My question to that question would be "Why do people tend to assume that their caregivers in old age should be their children?" Shouldn't the assumption be that as we age we should plan for our own old age care? My parents did not provide care for their parents.

Many do not have children who could/would care for them. Some have no children, others do not have a relationship with their children that would include caregiving for various reasons: the grown child may be finanacially or emotionally unsuited, the parent may not have fostered a loving relationship with the child, grown children simply have lives of their own.

I am wondering if the education of the middle-aged on caregiving might be that they should tend to their own care and not rely upon their children.

My husband and I have 2 sons with whom we have a great relationship but I would not want to impose the difficulties of our age on them. We will stay in our current home until it is no longer practical, then downsize to an apartment or condo. When we do so, we will also get on a waiting list for a nursing facility in the event it becomes necessary. I would hope that our children would come to visit us and enjoy our company, but that should happen because we still have the ability to have pleasant conversation, not because they somehow "owe" it to us.

I have taken some part in caring for my mother in her home along with my sisters. The things that I choose to do for Mom are very limited. Mostly I run errands like picking up prescriptions, going to the bank, etc., and I take Mom for rides in the nearby mountains to get her out of the house.
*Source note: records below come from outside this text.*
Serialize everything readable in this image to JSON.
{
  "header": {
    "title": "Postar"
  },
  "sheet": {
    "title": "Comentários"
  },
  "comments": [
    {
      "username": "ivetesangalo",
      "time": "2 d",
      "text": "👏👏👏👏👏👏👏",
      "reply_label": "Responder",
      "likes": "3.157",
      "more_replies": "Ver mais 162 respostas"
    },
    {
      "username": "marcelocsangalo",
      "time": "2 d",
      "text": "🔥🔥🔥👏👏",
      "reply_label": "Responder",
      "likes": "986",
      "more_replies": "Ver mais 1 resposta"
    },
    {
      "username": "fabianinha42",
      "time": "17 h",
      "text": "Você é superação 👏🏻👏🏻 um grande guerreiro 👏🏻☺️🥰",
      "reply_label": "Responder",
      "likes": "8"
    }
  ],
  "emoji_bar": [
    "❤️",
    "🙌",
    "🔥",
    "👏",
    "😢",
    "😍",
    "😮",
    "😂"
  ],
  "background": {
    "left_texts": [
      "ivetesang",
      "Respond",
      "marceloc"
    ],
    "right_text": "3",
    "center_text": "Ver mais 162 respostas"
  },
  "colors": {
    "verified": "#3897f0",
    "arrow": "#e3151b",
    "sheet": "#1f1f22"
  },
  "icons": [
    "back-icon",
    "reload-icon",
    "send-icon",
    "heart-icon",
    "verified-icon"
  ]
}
We go to a drive through to pick up lunch to eat "out." My sisters do much more of the in-house work. All of us have, at times, over-extended ourselves, especially the 2 who do more in Mom's house.
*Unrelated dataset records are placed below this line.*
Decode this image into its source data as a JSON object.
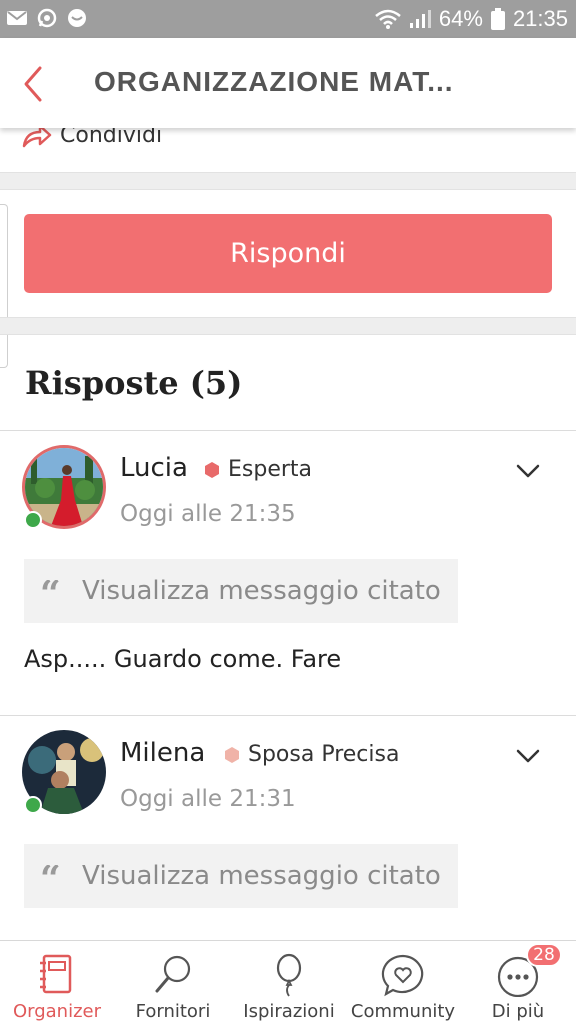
{
  "status_bar": {
    "battery": "64%",
    "time": "21:35",
    "left_icons": [
      "mail-icon",
      "whatsapp-icon",
      "chat-bubble-icon"
    ],
    "right_icons": [
      "wifi-icon",
      "signal-icon",
      "battery-icon"
    ]
  },
  "header": {
    "title": "ORGANIZZAZIONE MAT...",
    "back_icon": "chevron-left-icon"
  },
  "share": {
    "label": "Condividi"
  },
  "reply_button": {
    "label": "Rispondi"
  },
  "replies": {
    "title": "Risposte (5)",
    "posts": [
      {
        "author": "Lucia",
        "badge": "Esperta",
        "badge_color": "#e86a6a",
        "time": "Oggi alle 21:35",
        "quote_label": "Visualizza messaggio citato",
        "text": "Asp..... Guardo come. Fare",
        "online": true
      },
      {
        "author": "Milena",
        "badge": "Sposa Precisa",
        "badge_color": "#f0b3a8",
        "time": "Oggi alle 21:31",
        "quote_label": "Visualizza messaggio citato",
        "text": "",
        "online": true
      }
    ]
  },
  "bottom_nav": {
    "items": [
      {
        "label": "Organizer",
        "icon": "notebook-icon",
        "active": true
      },
      {
        "label": "Fornitori",
        "icon": "magnifier-icon",
        "active": false
      },
      {
        "label": "Ispirazioni",
        "icon": "balloon-icon",
        "active": false
      },
      {
        "label": "Community",
        "icon": "heart-chat-icon",
        "active": false
      },
      {
        "label": "Di più",
        "icon": "more-icon",
        "active": false,
        "badge": "28"
      }
    ]
  },
  "colors": {
    "accent": "#f26f71",
    "online": "#3ea84a",
    "status_bar": "#9e9e9e"
  }
}
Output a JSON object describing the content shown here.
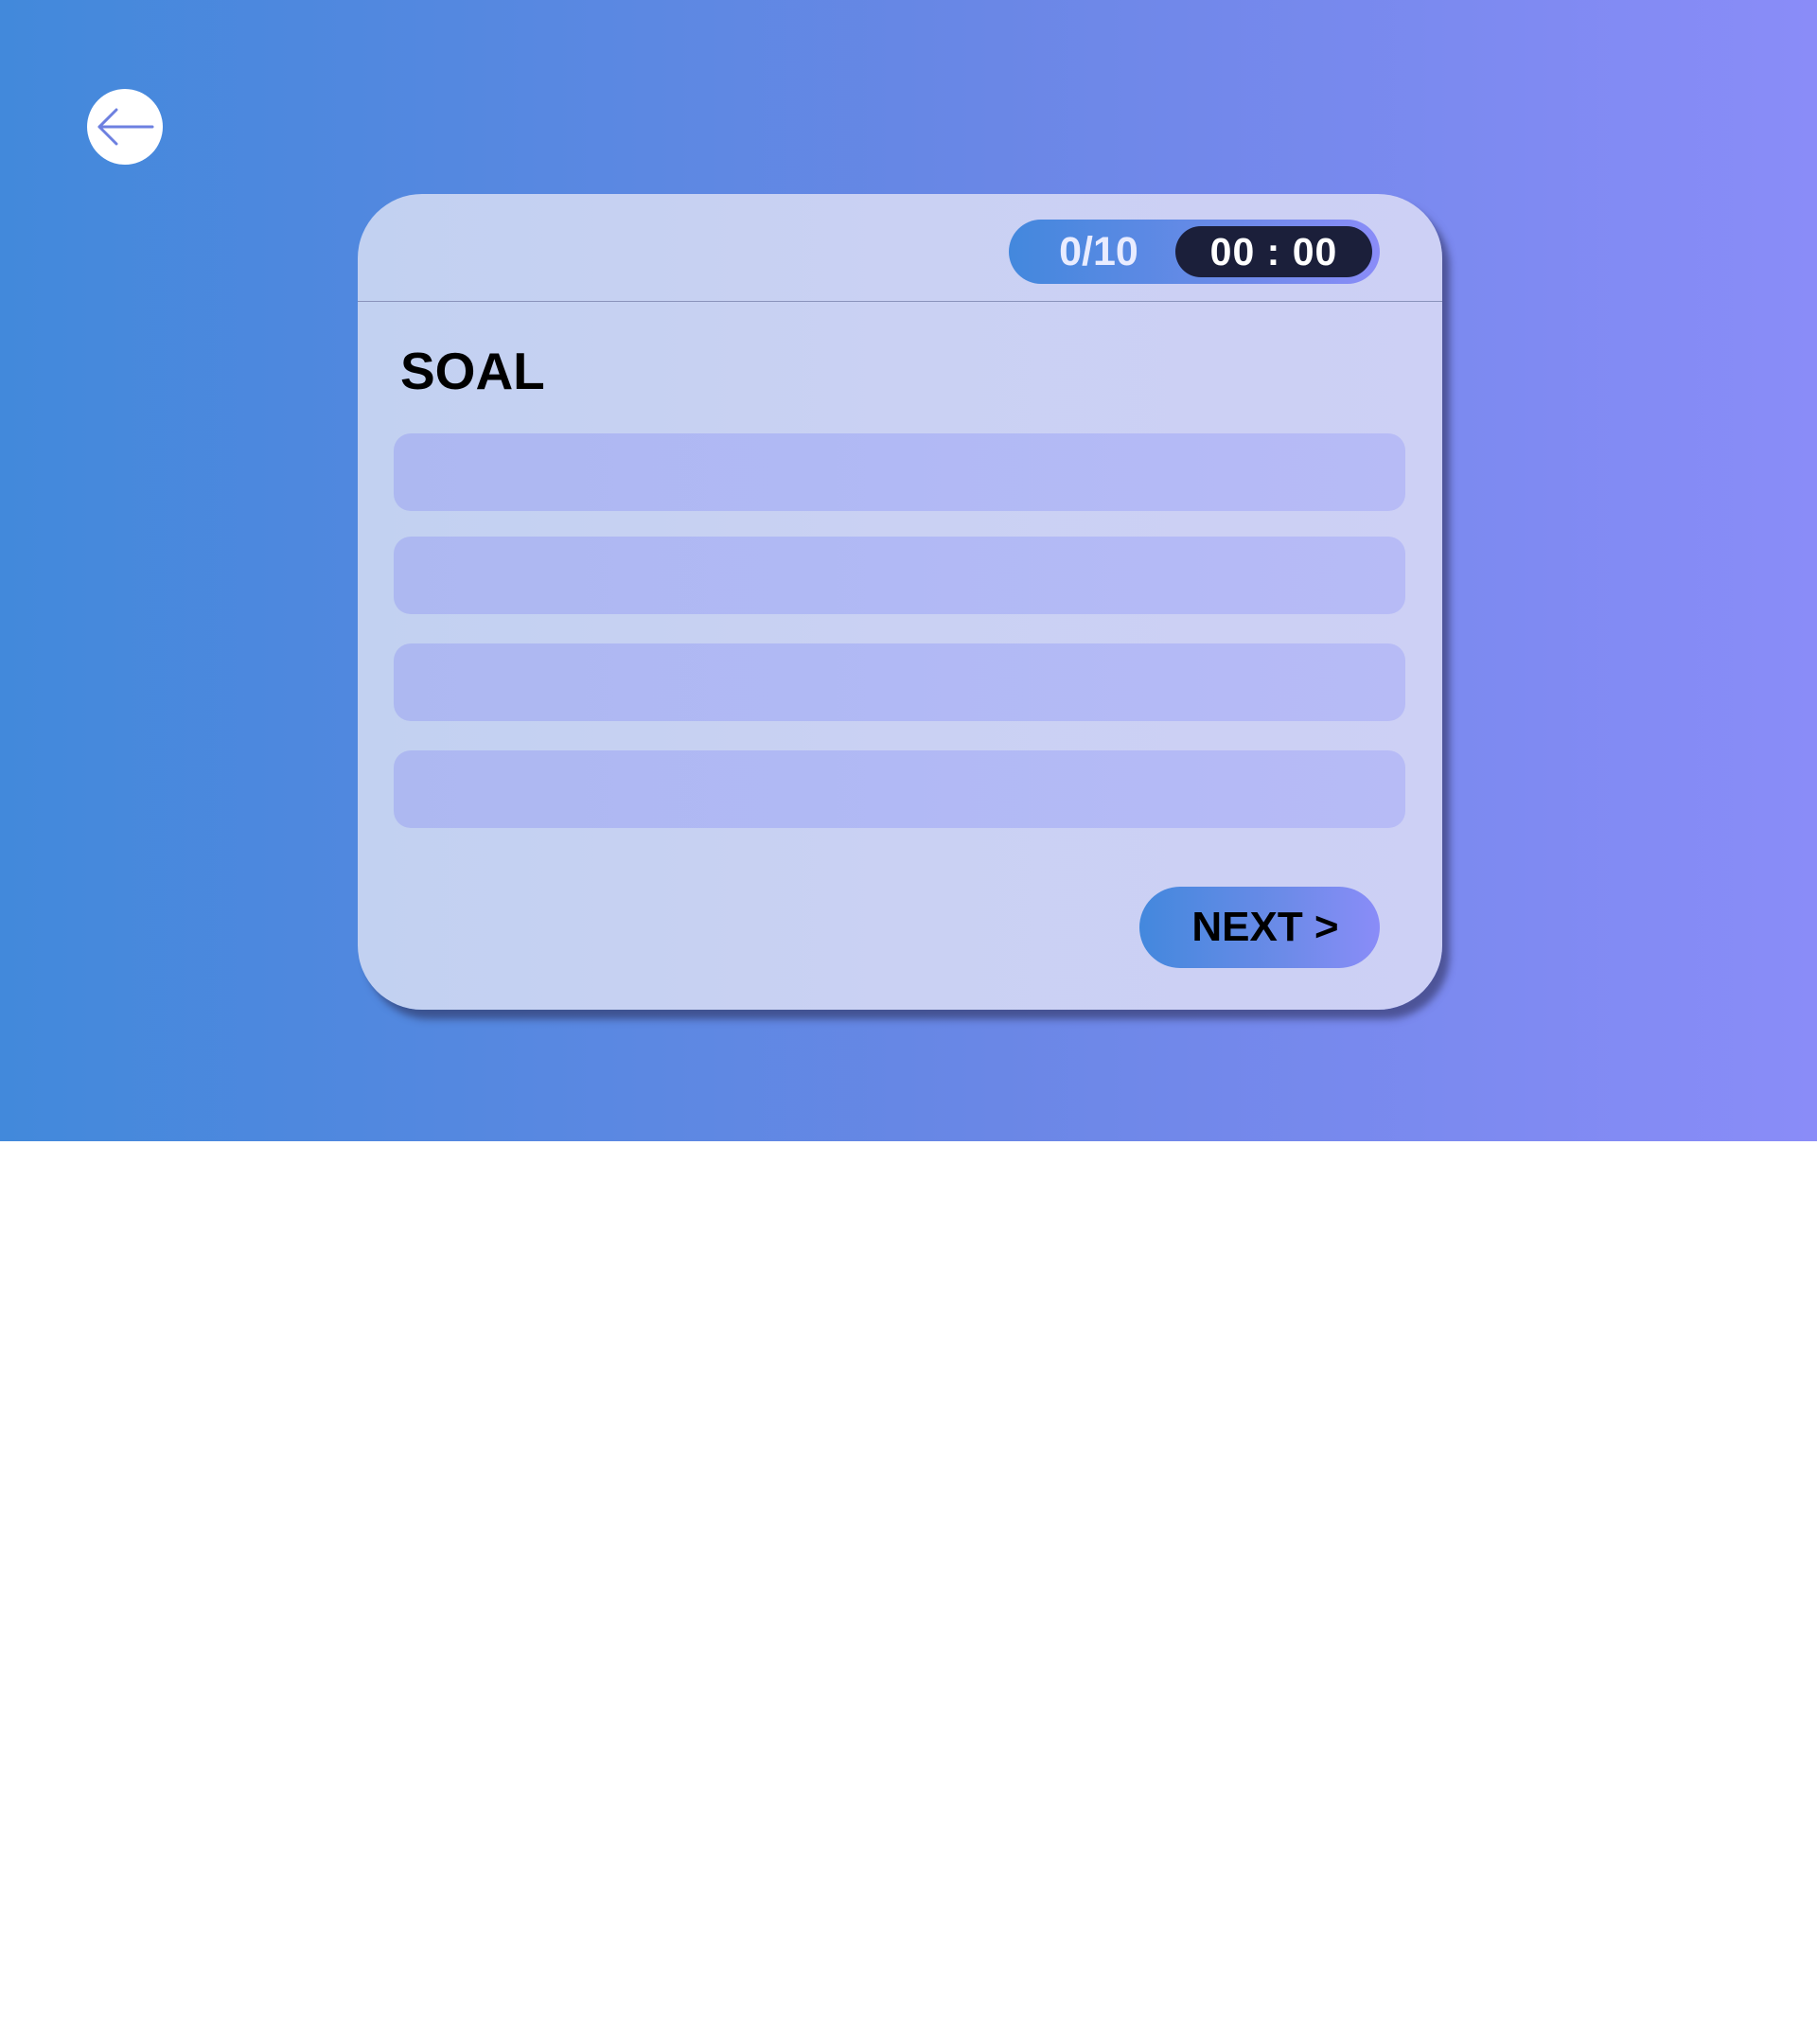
{
  "back_button": {
    "icon": "arrow-left-icon"
  },
  "quiz": {
    "progress": "0/10",
    "timer": "00 : 00",
    "question_title": "SOAL",
    "options": [
      "",
      "",
      "",
      ""
    ],
    "next_label": "NEXT >"
  },
  "colors": {
    "gradient_start": "#4289db",
    "gradient_end": "#8a8cf8",
    "card": "#c8d1f2",
    "option": "#b0b8f3",
    "timer_bg": "#1b1f3a"
  }
}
We share a long string of injuries due to attempting work that no 70-year old should be expected to do. We share another thing in common: we all swear we will not do this to our children. It should never be expected. Each of us should determine how we will take care of our own care and not expect our children to become our servants. That is not fair to them. In many cases it may also be quite inferior to the care we might need.

notgoodenough said:

"Actually, maybe the first group of people who should be educated are the Hollywood script writers/directors/producers et. al. so they can learn what an elderly person dying of some sort of illness looks like."

I have no clue if there have been programs or movies about various illnesses the elderly have to live through and need care for, but those about dementia seem to be lacking what is really needed - honesty.

I have not seen the recent movies, only clips from them. Quick lookup to get the titles, there have been many before as well, but I've never seen those either!

The clips of the recent ones (The Father, Here Today, In Supernova) show some of those bittersweet moments. Without seeing the whole movie, do they cover the not so sweet moments? In order to "sell" a movie, I'm going to guess they whitewash over the parts that people won't want to see. Romanticizing the situation and what it entails isn't helpful! People want to be entertained, not turned off, so I wouldn't count on TV or movies to show the "real world" of dementia.

This site discusses briefly a few of these movies, but there are more in addition to these.
https://www.westgatehealthcare.co.uk/news-article/films-that-show-the-challenges-of-alzheimers-and-dementia/

Sadly, what I see in the synopsis and the clips is far from reality for many. Sure, maybe in the early stages one can find some joy, have a few laughs, but as it progresses, it becomes very difficult.

The hard part is even if one has been down the path with dementia, it doesn't equate to the next round. EVERY path is going to be unique and what worked on that first path isn't always going to work on the next path.